Des pressions américaines si violentes sur Israël risqueraient surtout  de nuire au  « processus de paix » et d’encourager les fondamentalistes de la région. Il est à craindre aussi  qu’Obama ne soit  à la solde de la  politique palestinienne. Les pressions exercés ces jours-ci sur Jérusalem sonnent énormes  et cherchent à pousser Israël vers le suicide national.

 


Lors de sa dernière visite dans la région Georges Mitchell, l’envoyé spécial d’Obama au Proche Orient, a demandé à Israël de stopper toutes opérations antiterroristes en Judée et en Samarie, et de permettre aux forces palestiniennes d’opérer non seulement dans les zones palestiniennes, mais aussi dans les zones à prédominance israélienne. Pourtant ces zones C, où l’Autorité Palestinienne n’a de toute façon aucune prétention à la sécurité, sont très sensibles au niveau sécuritaire.

 


Il y’a quelques jours aussi, le Département américain  des finances des USA aurait enlevé  le nom d’un officiel du Hamas de sa liste de terroriste et ainsi ouvert la voie pour que le Hamas reçoive un financement de l’Europe…et mêmes des gauchistes américains.

 

 

Cette décision faite suite aux pressions exercées par le groupe des  gauchistes  de J Street sur l’administration américaine.  Le groupe  soutien en effet  les négociations avec le Hamas et a tendance à accuser Israël de faire obstacle au processus de paix. L’organisation semble avoir gagné le soutien de l’Administration Obama.

 

Obama qui a  joué  la carte de « l’ami d’Israël » durant son séjour au Moyen-Orient lors duquel il a communiqué  ses visions et projets concernant la région est aujourd’hui  à la solde de ce groupe gauchiste  pour faire avancer des projets anti-israéliens.

 

L’existence d’Israël et la lutte contre la menace islamiste  ne sont pas  des priorités politiques pour Barack Obama  qui  véhicule un message de faiblesse dont les conséquences risquent d’être dangereuses.

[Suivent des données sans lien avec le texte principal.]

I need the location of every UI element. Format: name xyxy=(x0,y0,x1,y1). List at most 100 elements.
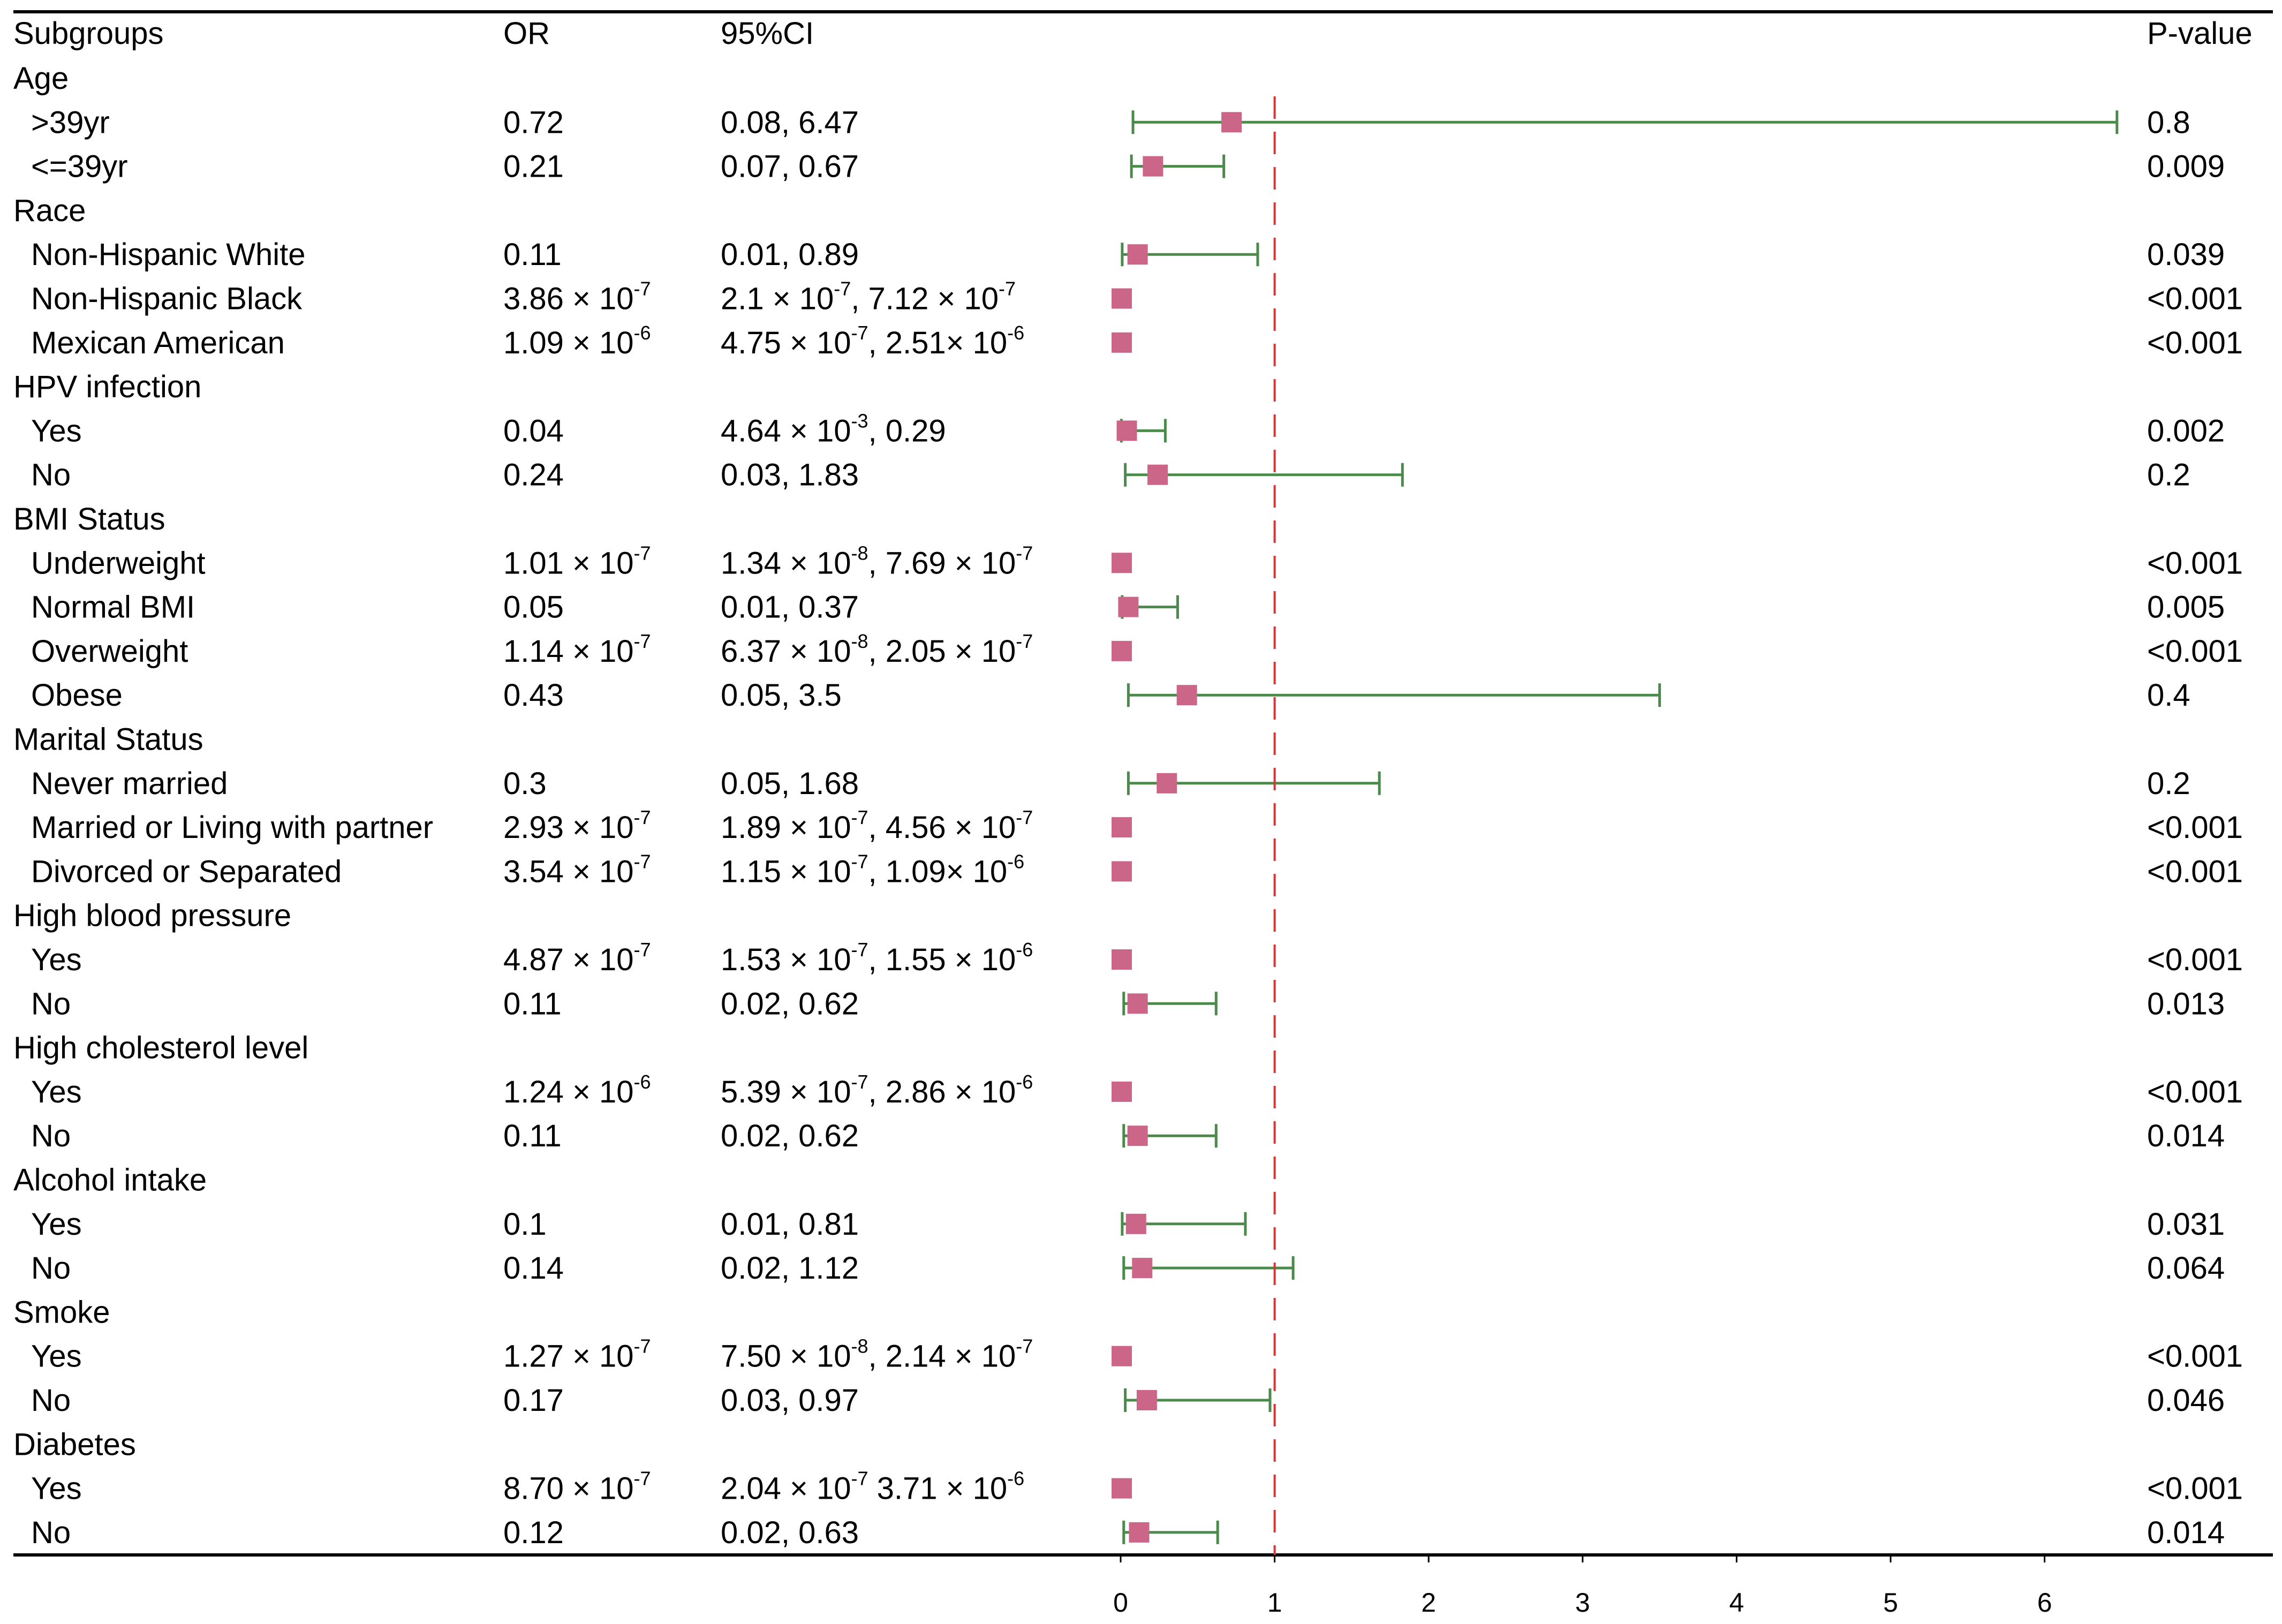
x-tick-label: 4 xyxy=(1729,1588,1744,1618)
exponent: -7 xyxy=(834,278,851,300)
subgroup-label: Married or Living with partner xyxy=(31,810,433,845)
p-value: <0.001 xyxy=(2147,942,2243,977)
p-value: 0.8 xyxy=(2147,105,2190,140)
group-label: Alcohol intake xyxy=(13,1163,207,1198)
value-text: 0.04 xyxy=(503,413,564,448)
or-value: 0.12 xyxy=(503,1515,564,1550)
subgroup-label: Yes xyxy=(31,942,82,977)
exponent: -7 xyxy=(851,850,868,872)
value-text: 0.08, 6.47 xyxy=(721,105,859,140)
p-value: 0.014 xyxy=(2147,1119,2225,1153)
value-text: , 1.55 × 10 xyxy=(868,942,1016,977)
p-value: <0.001 xyxy=(2147,854,2243,889)
p-value: 0.002 xyxy=(2147,413,2225,448)
exponent: -7 xyxy=(851,1468,868,1490)
p-value: 0.4 xyxy=(2147,678,2190,713)
or-marker xyxy=(1112,553,1132,573)
or-value: 4.87 × 10-7 xyxy=(503,939,651,977)
value-text: 0.02, 0.63 xyxy=(721,1515,859,1550)
value-text: 0.02, 0.62 xyxy=(721,986,859,1021)
or-value: 1.27 × 10-7 xyxy=(503,1335,651,1374)
value-text: 0.07, 0.67 xyxy=(721,149,859,184)
value-text: 0.72 xyxy=(503,105,564,140)
p-value: <0.001 xyxy=(2147,1075,2243,1109)
or-value: 0.43 xyxy=(503,678,564,713)
x-tick-label: 2 xyxy=(1421,1588,1436,1618)
ci-value: 0.01, 0.89 xyxy=(721,237,859,272)
value-text: 1.53 × 10 xyxy=(721,942,851,977)
ci-value: 4.75 × 10-7, 2.51× 10-6 xyxy=(721,322,1024,360)
or-marker xyxy=(1112,1478,1132,1499)
subgroup-label: Non-Hispanic White xyxy=(31,237,306,272)
ci-value: 7.50 × 10-8, 2.14 × 10-7 xyxy=(721,1335,1033,1374)
header-subgroups: Subgroups xyxy=(13,16,164,51)
exponent: -7 xyxy=(851,1071,868,1093)
or-marker xyxy=(1127,1126,1148,1146)
value-text: 1.89 × 10 xyxy=(721,810,851,845)
value-text: 0.01, 0.89 xyxy=(721,237,859,272)
value-text: 2.1 × 10 xyxy=(721,282,834,316)
ci-value: 0.02, 1.12 xyxy=(721,1251,859,1286)
value-text: 1.15 × 10 xyxy=(721,854,851,889)
value-text: 8.70 × 10 xyxy=(503,1471,634,1506)
value-text: 0.24 xyxy=(503,458,564,493)
or-marker xyxy=(1112,640,1132,661)
value-text: , 4.56 × 10 xyxy=(868,810,1016,845)
or-value: 0.11 xyxy=(503,237,562,272)
or-value: 0.11 xyxy=(503,1119,562,1153)
subgroup-label: Mexican American xyxy=(31,326,285,360)
exponent: -6 xyxy=(1007,322,1024,344)
value-text: , 2.86 × 10 xyxy=(868,1075,1016,1109)
x-tick-label: 1 xyxy=(1267,1588,1282,1618)
exponent: -7 xyxy=(634,278,651,300)
value-text: 1.01 × 10 xyxy=(503,546,634,580)
value-text: 0.01, 0.81 xyxy=(721,1207,859,1242)
or-marker xyxy=(1136,1390,1157,1410)
p-value: <0.001 xyxy=(2147,1471,2243,1506)
or-marker xyxy=(1116,420,1137,441)
subgroup-label: Yes xyxy=(31,1339,82,1374)
ci-value: 0.05, 3.5 xyxy=(721,678,842,713)
or-marker xyxy=(1112,1346,1132,1366)
ci-value: 1.34 × 10-8, 7.69 × 10-7 xyxy=(721,542,1033,580)
value-text: 1.34 × 10 xyxy=(721,546,851,580)
ci-value: 0.02, 0.63 xyxy=(721,1515,859,1550)
p-value: 0.031 xyxy=(2147,1207,2225,1242)
exponent: -7 xyxy=(634,630,651,652)
exponent: -8 xyxy=(851,1335,868,1357)
p-value: 0.2 xyxy=(2147,458,2190,493)
ci-value: 5.39 × 10-7, 2.86 × 10-6 xyxy=(721,1071,1033,1109)
or-marker xyxy=(1147,464,1168,485)
or-marker xyxy=(1176,685,1197,706)
value-text: 7.50 × 10 xyxy=(721,1339,851,1374)
value-text: 1.24 × 10 xyxy=(503,1075,634,1109)
value-text: 0.05 xyxy=(503,590,564,625)
header-p-value: P-value xyxy=(2147,16,2253,51)
exponent: -7 xyxy=(999,278,1016,300)
or-value: 0.72 xyxy=(503,105,564,140)
value-text: 5.39 × 10 xyxy=(721,1075,851,1109)
x-tick-label: 0 xyxy=(1113,1588,1128,1618)
p-value: 0.039 xyxy=(2147,237,2225,272)
or-marker xyxy=(1143,156,1163,177)
ci-value: 4.64 × 10-3, 0.29 xyxy=(721,410,946,448)
exponent: -6 xyxy=(1007,1468,1024,1490)
or-value: 0.17 xyxy=(503,1383,564,1418)
value-text: 0.11 xyxy=(503,986,562,1021)
table-rows: Age >39yr 0.72 0.08, 6.47 0.8 <=39yr 0.21 0.07,… xyxy=(13,61,2243,1550)
ci-value: 0.08, 6.47 xyxy=(721,105,859,140)
value-text: 0.17 xyxy=(503,1383,564,1418)
exponent: -7 xyxy=(851,322,868,344)
or-value: 0.14 xyxy=(503,1251,564,1286)
or-marker xyxy=(1127,244,1148,265)
subgroup-label: Yes xyxy=(31,413,82,448)
value-text: 1.14 × 10 xyxy=(503,634,634,669)
value-text: 0.43 xyxy=(503,678,564,713)
value-text: 3.71 × 10 xyxy=(868,1471,1008,1506)
value-text: 0.01, 0.37 xyxy=(721,590,859,625)
value-text: 0.03, 1.83 xyxy=(721,458,859,493)
or-value: 0.3 xyxy=(503,766,547,801)
ci-value: 0.02, 0.62 xyxy=(721,986,859,1021)
p-value: 0.005 xyxy=(2147,590,2225,625)
x-axis: 0 1 2 3 4 5 6 xyxy=(1113,1555,2052,1618)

Lors de son discours sur l’état de l’Union mercredi dernier, Obama lui-même a dit clairement que les USA ne feront rien pour empêcher l’Iran de développer des armes nucléaires.

 

Barak Obama s’est transformé en un « apaiseur » de la crise iranienne. En juin  2009,  il a même écrit  au Guide Suprême iranien,  l’Ayatollah nazislamiste Ali Khamenei,  afin de lui proposer une amélioration des relations entre les deux pays.

 

Dans leur tentative d’ouvrir des liens diplomatiques avec l’Iran, Obama et ses conseillers reprochent aussi à Israël son programme nucléaire. Autant d’indices qui font craindre aux plus farouches partisans d’Israël que l’administration actuelle est entrain  de sacrifier son allié traditionnel pour s’attirer les bonnes grâces des ennemis d’Israël.

 

 

Ici encore les éléments  du  lobby de la gauche américaine essayent  d’empêcher  les USA de prendre la moindre mesure contre l’Iran. En juin 2009, ils ont  même rédigé  un article dans le ‘Huffington Post’ intitulé : « comment la diplomatie avec l’Iran peut réussir », argumentant contre de nouvelles sanctions imposées à l’Iran.